R-beta: R0.62.3 problems
John Maindonald
john.maindonald at anu.edu.au
Wed Sep 2 00:42:51 CEST 1998
From: Prof Brian Ripley <ripley at stats.ox.ac.uk>
> From: Jim Lindsey <jlindsey at alpha.luc.ac.be>
>
> > 2. Binary factor variables no longer have the category label stuck on
> > the end of the variable name in output from glm(). This is very
> > misleading for at least two reasons: (i) there is no way to tell if a
> > variable is factor or not just by looking at the output, (ii) in
> > various contexts, the level printed out may be the first or the
> > second, and it is essential to know which.
>
> That is a `very misleading' statement over a small point! I was
> responsible for that change, which was made a while ago (prior to
> 0.62.2) in contrasts() as part of a tidying up for compatibility with
> S. If this is `essential', why has no one found it necessary to change
> S in the decade (to my knowledge) that it has had no such suffix? (By
> `category label stuck on the end of the variable name in output from
> glm()' I assume you meant to write that the level of a factor is
> appended to the factor name in forming contrast names for treatment
> contrasts. Which is not so `misleading'.) Further:
I consider that the S behaviour is misleading and confusing, and should
not be copied. I'd been pleased to find that R did use the same form of
labelling for 3+-level factors as for binary factors.

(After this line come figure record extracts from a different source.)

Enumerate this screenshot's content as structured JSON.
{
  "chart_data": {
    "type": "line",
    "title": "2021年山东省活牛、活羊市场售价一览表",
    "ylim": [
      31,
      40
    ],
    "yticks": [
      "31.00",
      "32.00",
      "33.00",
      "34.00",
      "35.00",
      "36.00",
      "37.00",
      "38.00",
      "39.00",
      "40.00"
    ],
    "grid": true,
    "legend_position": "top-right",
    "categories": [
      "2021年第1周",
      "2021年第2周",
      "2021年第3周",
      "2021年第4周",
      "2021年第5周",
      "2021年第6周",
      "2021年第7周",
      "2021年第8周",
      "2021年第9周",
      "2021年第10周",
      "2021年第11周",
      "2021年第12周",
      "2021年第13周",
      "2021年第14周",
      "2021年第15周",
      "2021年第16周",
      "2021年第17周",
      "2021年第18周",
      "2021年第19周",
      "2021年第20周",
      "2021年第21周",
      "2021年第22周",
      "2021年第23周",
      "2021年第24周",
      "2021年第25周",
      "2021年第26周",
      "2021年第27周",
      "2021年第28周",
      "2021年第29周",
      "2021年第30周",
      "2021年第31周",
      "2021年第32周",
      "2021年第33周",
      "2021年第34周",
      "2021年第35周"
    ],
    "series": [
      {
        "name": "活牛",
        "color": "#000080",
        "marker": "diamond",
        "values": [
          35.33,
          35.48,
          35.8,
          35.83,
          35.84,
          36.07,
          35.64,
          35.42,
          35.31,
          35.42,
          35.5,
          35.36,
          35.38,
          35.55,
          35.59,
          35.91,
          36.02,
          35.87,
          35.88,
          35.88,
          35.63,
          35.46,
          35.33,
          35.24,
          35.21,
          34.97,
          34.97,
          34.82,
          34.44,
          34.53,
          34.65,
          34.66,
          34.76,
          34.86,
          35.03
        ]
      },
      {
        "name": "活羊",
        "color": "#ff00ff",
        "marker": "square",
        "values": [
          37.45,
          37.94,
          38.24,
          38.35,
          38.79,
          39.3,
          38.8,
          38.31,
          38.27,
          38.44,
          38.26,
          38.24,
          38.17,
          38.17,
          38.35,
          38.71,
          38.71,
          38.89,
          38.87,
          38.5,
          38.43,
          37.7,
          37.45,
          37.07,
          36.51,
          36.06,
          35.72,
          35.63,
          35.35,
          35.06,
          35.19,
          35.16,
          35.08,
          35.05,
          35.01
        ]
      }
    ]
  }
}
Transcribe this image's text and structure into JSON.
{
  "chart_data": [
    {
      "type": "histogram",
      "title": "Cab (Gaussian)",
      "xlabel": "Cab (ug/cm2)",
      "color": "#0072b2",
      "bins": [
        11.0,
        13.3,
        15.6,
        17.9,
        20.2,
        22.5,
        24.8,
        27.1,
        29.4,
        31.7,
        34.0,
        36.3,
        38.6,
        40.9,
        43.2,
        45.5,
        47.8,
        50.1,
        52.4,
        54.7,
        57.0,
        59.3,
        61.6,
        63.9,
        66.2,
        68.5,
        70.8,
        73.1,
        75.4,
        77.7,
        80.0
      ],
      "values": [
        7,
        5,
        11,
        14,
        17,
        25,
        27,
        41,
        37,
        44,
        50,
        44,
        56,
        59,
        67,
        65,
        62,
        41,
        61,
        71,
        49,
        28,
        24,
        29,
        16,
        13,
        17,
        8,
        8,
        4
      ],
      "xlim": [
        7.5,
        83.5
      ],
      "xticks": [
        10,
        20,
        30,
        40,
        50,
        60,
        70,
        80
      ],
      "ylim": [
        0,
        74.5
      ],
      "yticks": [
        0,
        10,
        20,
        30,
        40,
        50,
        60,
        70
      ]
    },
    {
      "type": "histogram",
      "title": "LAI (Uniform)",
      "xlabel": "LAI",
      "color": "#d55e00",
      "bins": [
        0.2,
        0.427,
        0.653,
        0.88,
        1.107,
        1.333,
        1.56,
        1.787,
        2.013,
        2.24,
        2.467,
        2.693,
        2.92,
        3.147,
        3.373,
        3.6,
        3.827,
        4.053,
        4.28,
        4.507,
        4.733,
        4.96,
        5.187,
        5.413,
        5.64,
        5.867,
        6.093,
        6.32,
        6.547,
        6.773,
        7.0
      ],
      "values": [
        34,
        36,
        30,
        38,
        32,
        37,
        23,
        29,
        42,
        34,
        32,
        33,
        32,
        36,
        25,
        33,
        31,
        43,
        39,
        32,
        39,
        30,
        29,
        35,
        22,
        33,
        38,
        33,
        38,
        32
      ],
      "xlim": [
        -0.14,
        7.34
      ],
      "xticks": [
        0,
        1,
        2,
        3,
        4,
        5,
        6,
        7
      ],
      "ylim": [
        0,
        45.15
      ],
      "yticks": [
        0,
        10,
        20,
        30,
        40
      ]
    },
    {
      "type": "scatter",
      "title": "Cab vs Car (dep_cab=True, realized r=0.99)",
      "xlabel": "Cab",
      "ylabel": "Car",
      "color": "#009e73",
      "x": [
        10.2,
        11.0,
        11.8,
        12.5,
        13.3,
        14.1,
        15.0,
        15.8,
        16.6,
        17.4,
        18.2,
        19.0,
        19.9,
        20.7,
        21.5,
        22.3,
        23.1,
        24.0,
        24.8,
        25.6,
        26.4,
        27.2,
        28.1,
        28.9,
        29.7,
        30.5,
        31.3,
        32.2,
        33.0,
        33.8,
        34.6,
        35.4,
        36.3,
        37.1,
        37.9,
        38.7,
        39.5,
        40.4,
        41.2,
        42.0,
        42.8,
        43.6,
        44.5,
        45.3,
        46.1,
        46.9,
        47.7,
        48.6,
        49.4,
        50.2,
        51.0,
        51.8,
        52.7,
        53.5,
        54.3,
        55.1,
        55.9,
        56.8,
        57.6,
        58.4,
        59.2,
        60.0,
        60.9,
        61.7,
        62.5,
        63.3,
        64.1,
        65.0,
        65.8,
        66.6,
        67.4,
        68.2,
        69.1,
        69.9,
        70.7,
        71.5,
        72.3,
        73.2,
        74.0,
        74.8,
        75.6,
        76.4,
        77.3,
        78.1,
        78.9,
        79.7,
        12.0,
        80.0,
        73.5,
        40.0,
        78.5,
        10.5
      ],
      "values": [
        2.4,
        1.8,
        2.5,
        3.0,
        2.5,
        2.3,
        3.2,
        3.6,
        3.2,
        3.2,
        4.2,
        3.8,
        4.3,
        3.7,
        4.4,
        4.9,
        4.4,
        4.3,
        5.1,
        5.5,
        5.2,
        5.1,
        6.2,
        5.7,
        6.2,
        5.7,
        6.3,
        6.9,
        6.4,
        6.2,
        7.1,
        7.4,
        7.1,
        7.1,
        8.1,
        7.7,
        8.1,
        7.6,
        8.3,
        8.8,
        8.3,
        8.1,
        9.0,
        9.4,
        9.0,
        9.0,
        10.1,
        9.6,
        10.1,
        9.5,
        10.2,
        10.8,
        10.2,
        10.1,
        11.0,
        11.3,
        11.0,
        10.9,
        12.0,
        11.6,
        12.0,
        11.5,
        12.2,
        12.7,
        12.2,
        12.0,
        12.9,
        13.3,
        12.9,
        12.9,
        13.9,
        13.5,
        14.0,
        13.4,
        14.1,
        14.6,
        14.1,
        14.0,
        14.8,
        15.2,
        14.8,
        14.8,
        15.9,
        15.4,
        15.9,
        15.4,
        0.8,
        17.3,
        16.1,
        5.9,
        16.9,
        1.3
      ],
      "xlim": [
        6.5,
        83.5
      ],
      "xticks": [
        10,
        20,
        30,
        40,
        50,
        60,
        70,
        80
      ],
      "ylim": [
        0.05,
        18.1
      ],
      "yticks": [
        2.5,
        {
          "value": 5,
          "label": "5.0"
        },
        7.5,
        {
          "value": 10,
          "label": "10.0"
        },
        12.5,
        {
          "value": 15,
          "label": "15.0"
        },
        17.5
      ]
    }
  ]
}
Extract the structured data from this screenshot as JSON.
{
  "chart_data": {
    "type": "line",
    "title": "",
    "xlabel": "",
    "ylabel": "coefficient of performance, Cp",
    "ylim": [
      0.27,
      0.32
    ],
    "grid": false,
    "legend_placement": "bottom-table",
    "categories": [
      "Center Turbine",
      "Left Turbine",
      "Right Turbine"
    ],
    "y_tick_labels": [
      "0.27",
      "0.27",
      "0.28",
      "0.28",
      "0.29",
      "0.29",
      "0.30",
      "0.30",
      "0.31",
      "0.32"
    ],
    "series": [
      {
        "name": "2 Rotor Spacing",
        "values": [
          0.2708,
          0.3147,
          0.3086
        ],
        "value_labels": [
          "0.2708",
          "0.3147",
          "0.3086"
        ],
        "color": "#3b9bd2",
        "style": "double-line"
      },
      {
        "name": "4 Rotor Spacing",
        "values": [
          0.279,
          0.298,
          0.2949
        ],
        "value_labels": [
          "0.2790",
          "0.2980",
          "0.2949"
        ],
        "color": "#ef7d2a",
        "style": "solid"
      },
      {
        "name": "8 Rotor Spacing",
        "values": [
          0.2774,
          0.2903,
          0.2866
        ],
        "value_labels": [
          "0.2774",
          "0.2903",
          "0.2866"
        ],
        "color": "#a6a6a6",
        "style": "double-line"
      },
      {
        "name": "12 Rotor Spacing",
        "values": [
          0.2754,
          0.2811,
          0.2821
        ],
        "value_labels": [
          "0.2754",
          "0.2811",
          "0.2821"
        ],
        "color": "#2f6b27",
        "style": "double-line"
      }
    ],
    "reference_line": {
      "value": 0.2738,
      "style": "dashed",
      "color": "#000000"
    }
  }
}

For 3+ level factors in S, one can tell from the output whether the
parameterisation is "helmert" or "contrast". For binary factors the
labelling is, in my view confusingly, identical. I am sensitive to
this because I sorted this point out for someone last week. (In this
special [binary] case the coefficients and SE's for "helmert" are
smaller by a factor of 2.)
Actually I consider that the output ought to identify what
parameterisation has been used. I consider, also, that the S decision
to make "helmert" the default is unsatisfactory. While helmert makes
sense for computation, it is almost never sensible for output.
Perhaps the issue is that the handling of the computation, which ought
to be hidden from the user, should be separated from the
paramterisation of the output. In fact, in both S and (I expect) in
R, they are linked.
John Maindonald email : john.maindonald at anu.edu.au
Statistical Consulting Unit, phone : (6249)3998
c/o CMA, SMS, fax : (6249)5549
John Dedman Mathematical Sciences Building
Australian National University
Canberra ACT 0200
Australia